You may ask-- Why this sudden jump into the genetically modified food? What is the need? Genetic scientists and Promoters of this Bio Tech revolution forecast a global shortage in our food products as human population is expected to double by the end of this century. Environmental changes such as global warming and related meteorological changes could exacerbate food and water shortages. They believe that genetically modified foods can withstand drought or extreme cold condition and therefore more uncultivated areas could be brought under cultivation.
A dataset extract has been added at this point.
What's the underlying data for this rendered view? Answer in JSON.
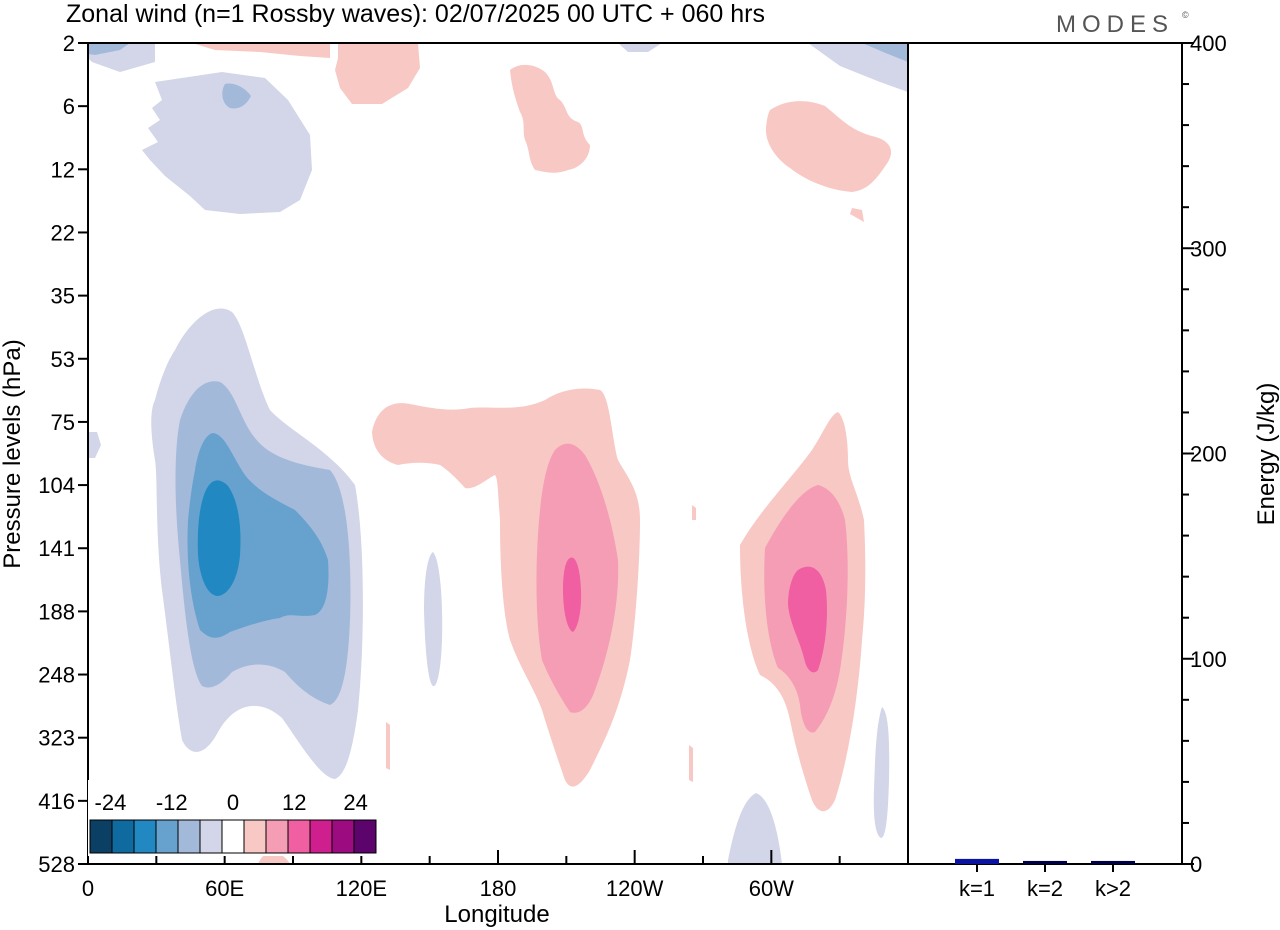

Thus genetically modified organisms can feed the world's starving millions, convert the world's most degraded farmlands into granaries, reduce the need for toxic chemicals in pest control and they can lower the production cost also. More than that, genetic manipulation could increase crop yield, increase its shell life and provide unlimited new varieties in taste and flavor. Thus the market could be worth billions of dollars. A leading G M company like 'Monsanto' had 7 billion dollars sales last year.

Vitamin A is an essential vitamin necessary to prevent diarrhea and impaired vision. Every year, in South East Asia alone, two million people, majority of them children, die of lack of Vitamin A. Rice, the staple diet in these region contains no Vitamin A. What better idea then than to take genes from plants that produce beta-carotene, a precursor of Vitamin A, and insert them into rice so that everyone who consumes rice gets Vitamin A. This is exactly what genetic scientists have done, using daffodils as one of the sources of the genes to produce 'Golden rice', the color from the presence of beta-carotene. Being a fertilizer scientist, I am impressed with these achievements in green revolution.

But then, why this hue and cry over G M foods? 

The main concern of environmentalists and consumers is health related. People are anxious about the impact of 'foreign' genes on them. It all started with the 'Mad Cow disease' where the fodder used contained animal genes to increase milk production. A startling revelation was made recently by an Aberdeen based scientist whose research showed that rats fed with a particular GM potato displayed shrunken and damaged internal organs. Protestors warn that those genetically modified organisms (GMOs), introduced into our food supply in the mid-1990s, are one of history's most dangerous and radical changes in our diet. Of greater severity is the environmental impact that genetic manipulation can result in nature. It was reported in May, 1999 that pollen from a corn, into which an insect repelling toxin from a weed plant (called Bt) had been genetically engineered, killed nearly half of the Monarch butterflies that fed on it, stunning the scientists in Cornell university. They feared that cross-pollination by wind and other insects, which are resistant to this toxin could transfer the same traits to other plants also. Production of insecticide oozing GM plants could eliminate a whole range of insect species subsisting on the plants. Thus the most serious concern now is that extensive use of GMOs can result in reduction and alteration of global genetic diversity and therefore, biodiversity. Our biodiversity is the foundation on which all our lives and economies themselves depend- for food, wood, fibers and other raw materials. Already, the world's 20 major food crops have become 70% less genetically diverse

The end result, many environmentalists fear, could be catastrophic. The whole process may run amok and will upset the symbiotic relationship that exists between various species, which only the creator knows. Once on the loose, it cannot be called back. WWF has already called a moratorium on the use or release of GMOs. Green peace has warned that GMOs could radically alter the biological structure of the entire planet. Producers allege that Greenpeace does it to attract sympathy, support and funds.

While genetic engineers promise safe agriculture that will help food cheaper, safer and cleaner, it is my opinion that they should not cross into unknown territories where only HE has better say than man. Remodeling nature with genetic foods is a serious business indeed, but how serious that business is yet to be seen.

Remember, the mother of mischief can sometimes be no bigger than a gene.